Michael Paquier wrote on 2/8/22 5:35 PM:
> On Tue, Feb 08, 2022 at 01:23:34PM -0800, Peter Geoghegan wrote:
>> I find the idea that we'd fail to WAL-log information that is needed
>> during Hot Standby (to prevent this race condition) plausible.
>> Michael?
> Yeah, REINDEX relies on some existing index definition, so it feels
> like we are missing a piece related to invalid indexes in all that. A
> main difference is the lock level, as exclusive locks are getting
> logged so the standby can react and wait on that. The 30-minute mark
> is interesting. Ben, did you change any replication-related GUCs that
> could influence that? Say, wal_receiver_timeout, hot_standby_feedback
> or max_standby_streaming_delay?
Oh, to be clear, the 30 minute mark is more "the loop has always failed
this far into it" and sometimes that's 5 minutes and sometimes it's
more, but I've never seen it take more than somewhere in the 20s. I was
thinking it was just because of the race condition, but, to answer your
question, yes, we have tuned some replication parameters. Here are the
ones you asked about; did you want to see the value of any others?

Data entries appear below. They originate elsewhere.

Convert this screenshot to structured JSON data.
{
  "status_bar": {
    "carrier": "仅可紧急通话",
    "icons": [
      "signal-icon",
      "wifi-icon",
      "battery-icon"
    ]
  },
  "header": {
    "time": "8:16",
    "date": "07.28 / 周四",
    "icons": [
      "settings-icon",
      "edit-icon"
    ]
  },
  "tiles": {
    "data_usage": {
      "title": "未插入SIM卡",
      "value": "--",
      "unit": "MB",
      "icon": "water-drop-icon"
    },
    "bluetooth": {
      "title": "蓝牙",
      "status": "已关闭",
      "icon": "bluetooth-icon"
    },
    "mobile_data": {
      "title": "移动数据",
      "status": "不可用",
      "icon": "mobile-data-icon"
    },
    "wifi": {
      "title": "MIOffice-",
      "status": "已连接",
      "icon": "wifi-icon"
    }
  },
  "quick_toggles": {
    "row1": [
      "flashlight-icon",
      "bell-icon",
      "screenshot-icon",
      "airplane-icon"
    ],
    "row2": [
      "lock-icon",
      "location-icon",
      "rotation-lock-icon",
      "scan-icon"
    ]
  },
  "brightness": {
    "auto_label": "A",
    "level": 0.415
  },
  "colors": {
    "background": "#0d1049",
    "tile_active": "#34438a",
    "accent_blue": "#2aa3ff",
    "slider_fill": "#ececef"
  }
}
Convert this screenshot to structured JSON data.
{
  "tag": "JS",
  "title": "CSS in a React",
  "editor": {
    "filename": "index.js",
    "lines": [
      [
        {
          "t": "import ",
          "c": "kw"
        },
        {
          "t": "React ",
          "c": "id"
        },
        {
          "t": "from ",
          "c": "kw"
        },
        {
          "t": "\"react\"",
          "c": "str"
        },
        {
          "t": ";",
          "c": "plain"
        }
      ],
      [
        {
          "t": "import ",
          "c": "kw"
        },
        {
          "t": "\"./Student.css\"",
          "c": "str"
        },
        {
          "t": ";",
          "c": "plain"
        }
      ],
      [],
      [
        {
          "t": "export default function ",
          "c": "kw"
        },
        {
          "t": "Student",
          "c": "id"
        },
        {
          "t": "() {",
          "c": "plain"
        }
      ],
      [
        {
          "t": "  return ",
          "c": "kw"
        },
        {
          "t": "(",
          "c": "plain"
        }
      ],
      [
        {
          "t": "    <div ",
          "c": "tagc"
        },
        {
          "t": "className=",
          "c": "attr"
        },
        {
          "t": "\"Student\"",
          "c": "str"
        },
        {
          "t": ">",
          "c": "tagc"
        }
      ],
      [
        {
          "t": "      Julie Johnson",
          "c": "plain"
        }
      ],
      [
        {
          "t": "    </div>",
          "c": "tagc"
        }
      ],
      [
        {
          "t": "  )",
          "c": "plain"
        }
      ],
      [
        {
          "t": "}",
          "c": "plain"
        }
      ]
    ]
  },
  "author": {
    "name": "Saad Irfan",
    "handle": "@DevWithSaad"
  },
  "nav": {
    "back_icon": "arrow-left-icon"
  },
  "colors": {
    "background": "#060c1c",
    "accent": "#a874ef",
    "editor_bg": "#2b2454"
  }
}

=# show wal_receiver_timeout ;
wal_receiver_timeout
──────────────────────
1min
(1 row)
04:26:27 db: postgres@postgres, pid:29507
=# show hot_standby_feedback ;
hot_standby_feedback
──────────────────────
on
(1 row)
04:26:40 db: postgres@postgres, pid:29507
=# show max_standby_streaming_delay ;
max_standby_streaming_delay
─────────────────────────────
10min
(1 row)